The custom_id is how you match each response back to its input after the batch completes. Poll the job, then stream the results:

import time

while True:
    job = client.messages.batches.retrieve(batch.id)
    if job.processing_status == "ended":
        break
    time.sleep(30)  # most batches finish within 1 hour

for result in client.messages.batches.results(batch.id):
    cid = result.custom_id
    if result.result.type == "succeeded":
        print(cid, result.result.message.content)
    else:
        print(cid, "FAILED", result.result.type)  # retry these synchronously

The few that fail are the ones you fall back to the synchronous path. Wrap that path so a transient rate-limit does not stampede:

import asyncio, anthropic

async def with_fallback(call, max_attempts=3, base_delay=1.0):
    last_exc = None
    for attempt in range(max_attempts):
        try:
            return await call()
        except (anthropic.RateLimitError, anthropic.APITimeoutError) as exc:
            last_exc = exc
            await asyncio.sleep(base_delay * (2 ** attempt))
    raise last_exc

Why caching and Batch compound

Because they are levers on different axes, not alternatives. Batch is 50% off every token. Caching is about 90% off the read of a stable preamble. A nightly enrichment job that runs Batch over thousands of documents, with the long extraction system prompt cached across the run, pays 50% of synchronous on the rotating content and about 90% off the cached preamble portion. The combined effect lands well under either lever alone. The exam writers ask you to identify which combination a scenario calls for, and the compounding case is the one architects miss because they learned only one lever.

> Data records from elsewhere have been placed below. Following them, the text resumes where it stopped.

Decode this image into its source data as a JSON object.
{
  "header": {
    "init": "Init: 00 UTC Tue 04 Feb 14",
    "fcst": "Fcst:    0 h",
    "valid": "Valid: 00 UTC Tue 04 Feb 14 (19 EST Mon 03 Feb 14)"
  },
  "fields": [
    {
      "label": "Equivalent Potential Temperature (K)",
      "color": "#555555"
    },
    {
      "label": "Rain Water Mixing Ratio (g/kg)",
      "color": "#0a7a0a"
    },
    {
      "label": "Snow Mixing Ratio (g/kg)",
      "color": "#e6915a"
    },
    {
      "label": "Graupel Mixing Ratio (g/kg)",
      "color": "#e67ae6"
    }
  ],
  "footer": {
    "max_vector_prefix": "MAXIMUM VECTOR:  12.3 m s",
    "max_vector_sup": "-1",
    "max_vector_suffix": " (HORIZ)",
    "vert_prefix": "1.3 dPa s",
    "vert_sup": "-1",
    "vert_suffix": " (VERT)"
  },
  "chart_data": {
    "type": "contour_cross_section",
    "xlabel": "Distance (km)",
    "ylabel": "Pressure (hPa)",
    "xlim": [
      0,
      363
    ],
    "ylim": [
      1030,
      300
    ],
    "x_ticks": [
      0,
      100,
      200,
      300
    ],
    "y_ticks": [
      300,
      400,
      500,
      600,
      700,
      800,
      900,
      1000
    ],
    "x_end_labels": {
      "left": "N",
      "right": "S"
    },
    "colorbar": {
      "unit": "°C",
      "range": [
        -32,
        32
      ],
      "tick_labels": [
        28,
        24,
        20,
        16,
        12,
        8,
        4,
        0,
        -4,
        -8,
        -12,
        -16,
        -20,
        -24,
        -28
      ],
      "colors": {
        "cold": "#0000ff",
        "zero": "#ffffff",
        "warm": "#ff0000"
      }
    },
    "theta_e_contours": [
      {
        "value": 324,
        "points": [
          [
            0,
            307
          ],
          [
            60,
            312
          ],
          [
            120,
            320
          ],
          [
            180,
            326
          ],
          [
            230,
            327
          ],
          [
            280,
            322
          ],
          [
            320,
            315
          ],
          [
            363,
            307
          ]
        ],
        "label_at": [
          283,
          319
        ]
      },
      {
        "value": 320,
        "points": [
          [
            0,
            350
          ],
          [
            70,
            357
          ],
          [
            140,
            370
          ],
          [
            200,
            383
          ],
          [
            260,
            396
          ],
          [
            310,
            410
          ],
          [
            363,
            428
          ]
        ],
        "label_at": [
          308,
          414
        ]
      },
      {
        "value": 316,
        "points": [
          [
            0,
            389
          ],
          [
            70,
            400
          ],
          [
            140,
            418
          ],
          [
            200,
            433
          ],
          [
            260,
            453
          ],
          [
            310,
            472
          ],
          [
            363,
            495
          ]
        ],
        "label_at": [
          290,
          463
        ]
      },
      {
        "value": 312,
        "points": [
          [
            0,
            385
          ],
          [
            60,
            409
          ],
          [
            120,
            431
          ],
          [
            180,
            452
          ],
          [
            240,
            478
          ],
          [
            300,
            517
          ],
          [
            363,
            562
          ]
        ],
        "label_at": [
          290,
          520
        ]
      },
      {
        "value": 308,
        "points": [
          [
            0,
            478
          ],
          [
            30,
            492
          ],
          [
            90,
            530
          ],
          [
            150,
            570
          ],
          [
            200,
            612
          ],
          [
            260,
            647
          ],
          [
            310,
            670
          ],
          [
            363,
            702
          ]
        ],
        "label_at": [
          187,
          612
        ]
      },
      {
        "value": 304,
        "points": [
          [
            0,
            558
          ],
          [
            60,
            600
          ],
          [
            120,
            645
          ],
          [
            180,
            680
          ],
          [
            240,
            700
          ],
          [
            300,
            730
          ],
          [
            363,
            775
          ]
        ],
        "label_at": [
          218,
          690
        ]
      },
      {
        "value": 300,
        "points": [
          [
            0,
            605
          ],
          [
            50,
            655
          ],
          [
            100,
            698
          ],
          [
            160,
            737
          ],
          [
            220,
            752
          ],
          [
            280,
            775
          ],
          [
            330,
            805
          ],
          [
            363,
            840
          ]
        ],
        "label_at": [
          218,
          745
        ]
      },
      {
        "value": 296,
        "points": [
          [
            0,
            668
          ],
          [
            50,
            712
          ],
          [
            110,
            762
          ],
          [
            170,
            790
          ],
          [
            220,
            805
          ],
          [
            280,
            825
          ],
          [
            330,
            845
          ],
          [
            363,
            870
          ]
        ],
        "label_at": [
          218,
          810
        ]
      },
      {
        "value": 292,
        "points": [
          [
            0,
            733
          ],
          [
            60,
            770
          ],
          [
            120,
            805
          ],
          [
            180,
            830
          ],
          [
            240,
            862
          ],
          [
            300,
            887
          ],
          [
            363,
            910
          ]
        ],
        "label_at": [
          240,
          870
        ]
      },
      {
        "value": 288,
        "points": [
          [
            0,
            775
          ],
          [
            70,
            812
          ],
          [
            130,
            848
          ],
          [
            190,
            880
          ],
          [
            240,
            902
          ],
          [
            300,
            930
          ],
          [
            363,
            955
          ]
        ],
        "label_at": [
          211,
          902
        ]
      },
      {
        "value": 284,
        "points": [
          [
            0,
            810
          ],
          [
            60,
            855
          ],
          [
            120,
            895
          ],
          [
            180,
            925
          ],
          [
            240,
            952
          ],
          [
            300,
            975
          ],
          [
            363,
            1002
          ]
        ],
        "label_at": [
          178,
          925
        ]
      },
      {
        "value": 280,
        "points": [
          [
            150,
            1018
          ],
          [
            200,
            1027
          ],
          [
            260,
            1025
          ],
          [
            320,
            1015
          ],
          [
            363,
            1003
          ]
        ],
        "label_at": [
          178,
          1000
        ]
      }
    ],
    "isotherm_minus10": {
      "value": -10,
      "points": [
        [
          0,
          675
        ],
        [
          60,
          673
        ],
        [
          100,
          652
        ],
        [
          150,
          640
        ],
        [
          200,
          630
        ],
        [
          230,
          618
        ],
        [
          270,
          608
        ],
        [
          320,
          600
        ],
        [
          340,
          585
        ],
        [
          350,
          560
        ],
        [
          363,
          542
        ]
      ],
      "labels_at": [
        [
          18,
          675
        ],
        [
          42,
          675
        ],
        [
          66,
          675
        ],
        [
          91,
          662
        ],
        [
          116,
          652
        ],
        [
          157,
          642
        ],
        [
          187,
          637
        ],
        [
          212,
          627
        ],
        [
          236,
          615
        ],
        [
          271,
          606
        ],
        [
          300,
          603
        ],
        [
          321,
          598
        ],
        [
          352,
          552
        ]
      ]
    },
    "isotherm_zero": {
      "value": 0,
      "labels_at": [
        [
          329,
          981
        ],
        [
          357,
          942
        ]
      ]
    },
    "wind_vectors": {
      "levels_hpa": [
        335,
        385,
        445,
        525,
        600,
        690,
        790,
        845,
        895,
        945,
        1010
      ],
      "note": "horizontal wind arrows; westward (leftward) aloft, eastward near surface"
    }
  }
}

One gotcha the exam loves: max_tokens on each batched request must be at least one. You cannot use the Batch endpoint for max_tokens=0 cache pre-warming. Know that before the question asks you.

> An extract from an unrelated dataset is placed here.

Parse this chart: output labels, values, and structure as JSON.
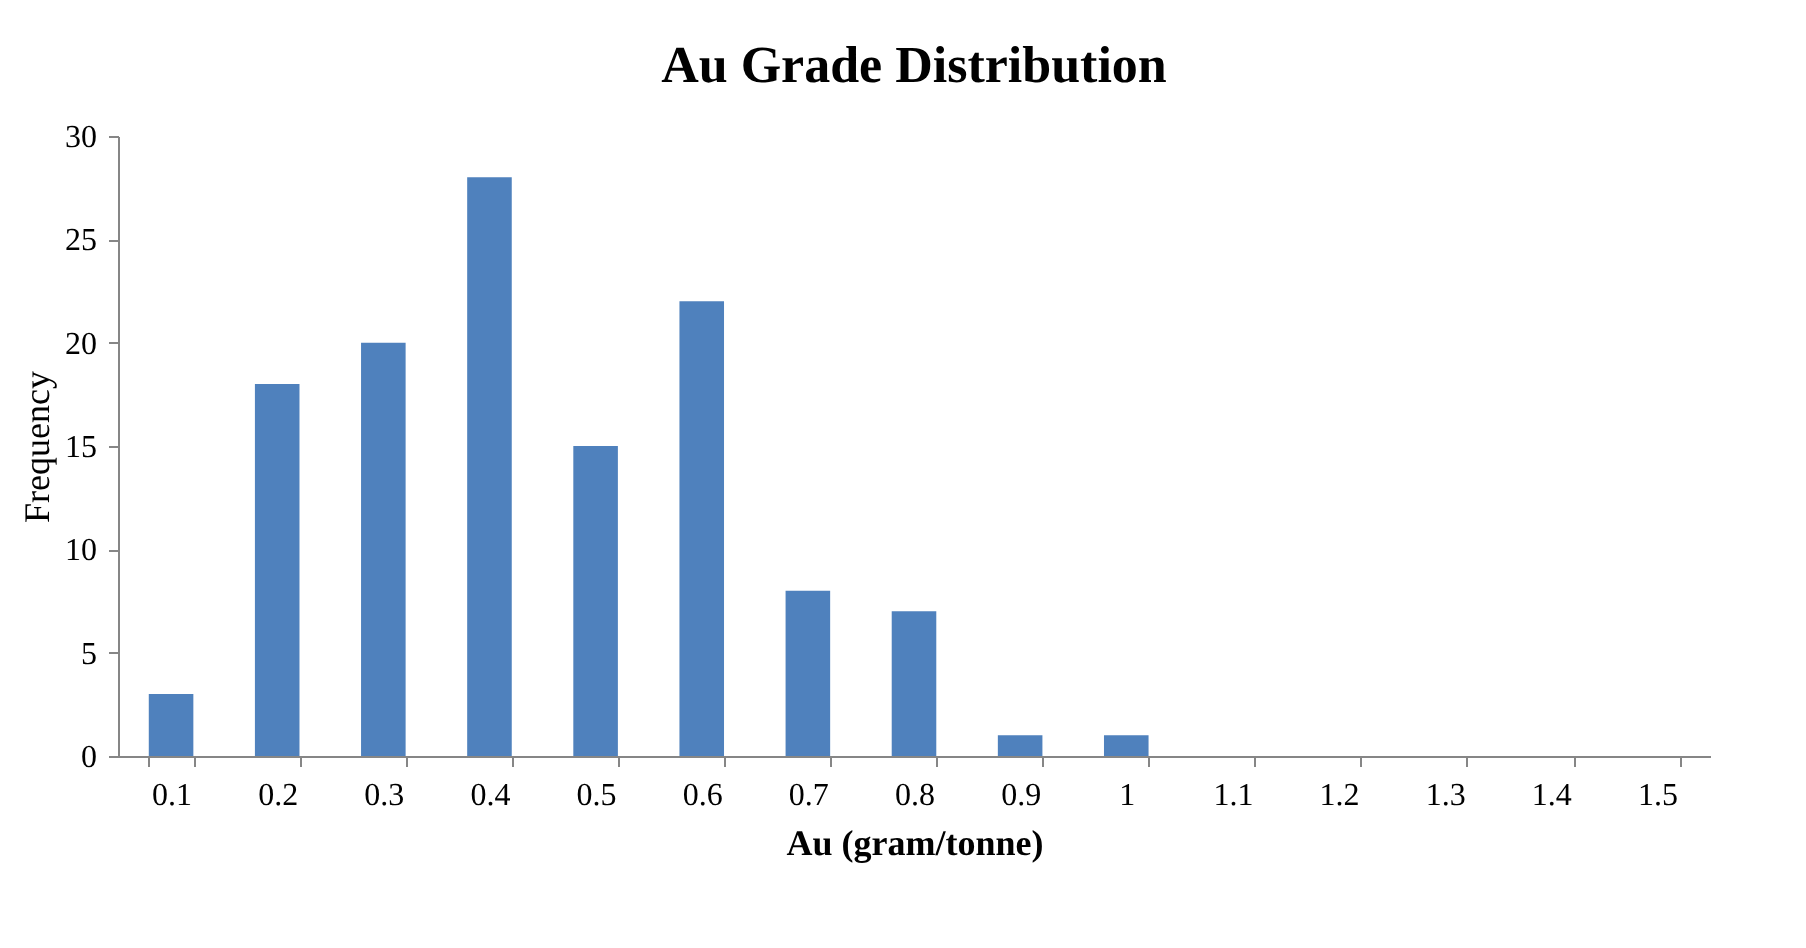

What should you actually do?

  • If a job is not user-facing and tolerates a sub-24-hour window → route it to the Batch API and take the 50%. Do not negotiate a higher rate-limit quota first; that is the expensive wrong move.
  • If many calls reuse a long stable system prompt → cache it with cache_control and stop paying full input price after the second read.
  • If the workload is both asynchronous and shares a preamble → do both. Batch the job, cache the preamble, and let the compounding land.
  • If a study guide or answer option says the Batch discount is 30% → it is the planted distractor. The verified figure is 50%.

bottom_line

  • The Claude Batch API saves 50%, not 30%. Memorize the real number; the wrong one is in the answer set on purpose.
  • “Which endpoint” is a per-workload decision, not a system default. Run the two-question tree on every call path.
  • Caching and Batch compound. The architects who know both beat the architects who know one.

Frequently Asked Questions

How much does the Claude Batch API actually save?+

50% off both input and output tokens, applied uniformly across every active model. It is not 30%. The 30% figure is a common wrong answer; the verified Anthropic figure is 50%.

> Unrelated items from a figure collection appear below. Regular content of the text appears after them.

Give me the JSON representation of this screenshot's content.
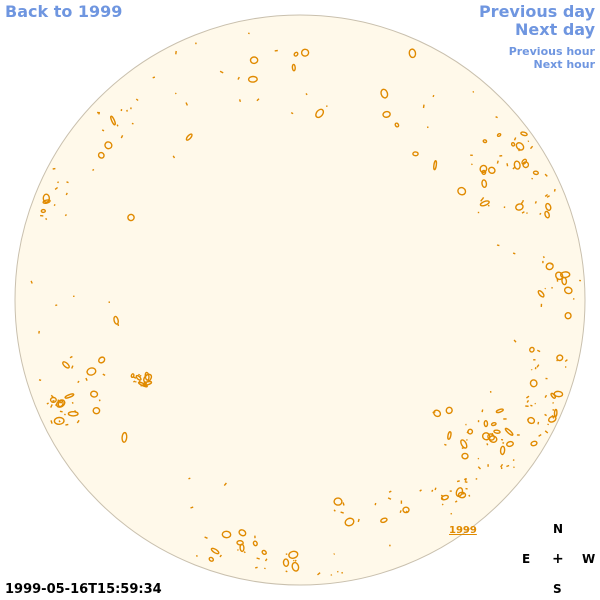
{
  "nav": {
    "back": "Back to 1999",
    "previous_day": "Previous day",
    "next_day": "Next day",
    "previous_hour": "Previous hour",
    "next_hour": "Next hour"
  },
  "disk": {
    "fill_color": "#fff9ea",
    "border_color": "#c9c0ae",
    "feature_color": "#e08a00"
  },
  "year_link": "1999",
  "compass": {
    "north": "N",
    "center": "+",
    "east": "E",
    "west": "W",
    "south": "S"
  },
  "timestamp": "1999-05-16T15:59:34"
}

When should I use the Batch API instead of synchronous calls?+

When the workload can tolerate a sub-24-hour completion window and no user is waiting in real time: overnight extraction, eval runs, bulk classification. If a user is waiting on the response, stay synchronous and cache instead.

Can I combine the Batch API with prompt caching?+

Yes, and they compound. Batch is 50% off all tokens; cache reads are about 90% cheaper than base input. A batched job with a cached shared preamble lands well below the naive synchronous cost.